PCA was conducted to analyze variations in quality among the four treatment groups (CPP, CMT 10%, CMT 20%, and CMT 30%). The first principal component (PC1) accounted for 66.19% of the total variance and the second principal component (PC2) explained an additional 12.29% of the total variance (Fig. 4). These two components explained approximately 78.48% of the total variance, providing most of the differences among treatment groups.
CPP and CMT 10% groups were mainly positioned on the negative side of PC1. This indicates that CPP and CMT 10% have similar characteristics. The result indicated that although CMT was added to the CMT 10% group, the effect on quality was minimal, leading to a closely clustered grouping with CPP in the PCA plot.

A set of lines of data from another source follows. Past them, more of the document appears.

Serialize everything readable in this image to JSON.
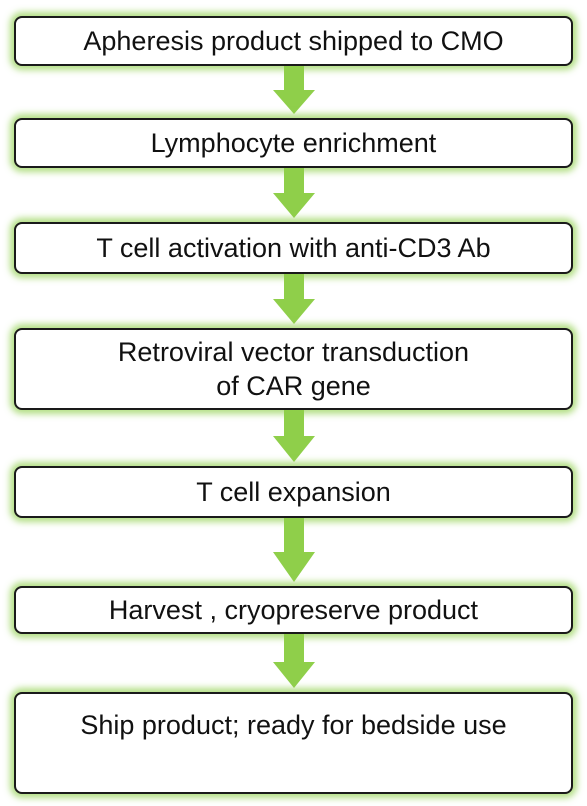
{
  "steps": [
    {
      "label": "Apheresis product shipped to CMO"
    },
    {
      "label": "Lymphocyte enrichment"
    },
    {
      "label": "T cell activation with anti-CD3 Ab"
    },
    {
      "label": "Retroviral vector transduction\nof CAR gene"
    },
    {
      "label": "T cell expansion"
    },
    {
      "label": "Harvest , cryopreserve product"
    },
    {
      "label": "Ship product; ready for bedside use"
    }
  ],
  "colors": {
    "arrow": "#8fcf4a",
    "glow": "#92d050",
    "border": "#1a1a1a"
  }
}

CMT 20% and CMT 30% groups showed positive values in PC1 compared to the other two groups. In particular, CMT 30% was located on the far right of the PC1 plot, which was clearly separated from the other three groups. When comparing CPP and CMT 30% groups, these two groups were most distinctly separated by PC1 in the PC plot, indicating significant differences in their quality. The addition of CMT to hybrid cultured chicken breast has a significant impact on the quality of HCCM, indicating that selecting the optimal combination of plant and animal proteins in hybrid meat production can considerably enhance both its nutritional value and overall quality.
Conclusion
The addition of CMT to CPP significantly improved the quality of IMF and HCCM produced via wet spinning. Specifically, CMT incorporation reduced pH and WBSF but enhanced essential amino acid levels, thus improving nutritional quality. Texture and sensory properties also improved from CMT addition, with higher content increasing the hardness, chewiness, and flavor richness. Overall, CMT can effectively compensate for deficiencies in plant proteins, enhancing both nutritional and sensory qualities of HCCM.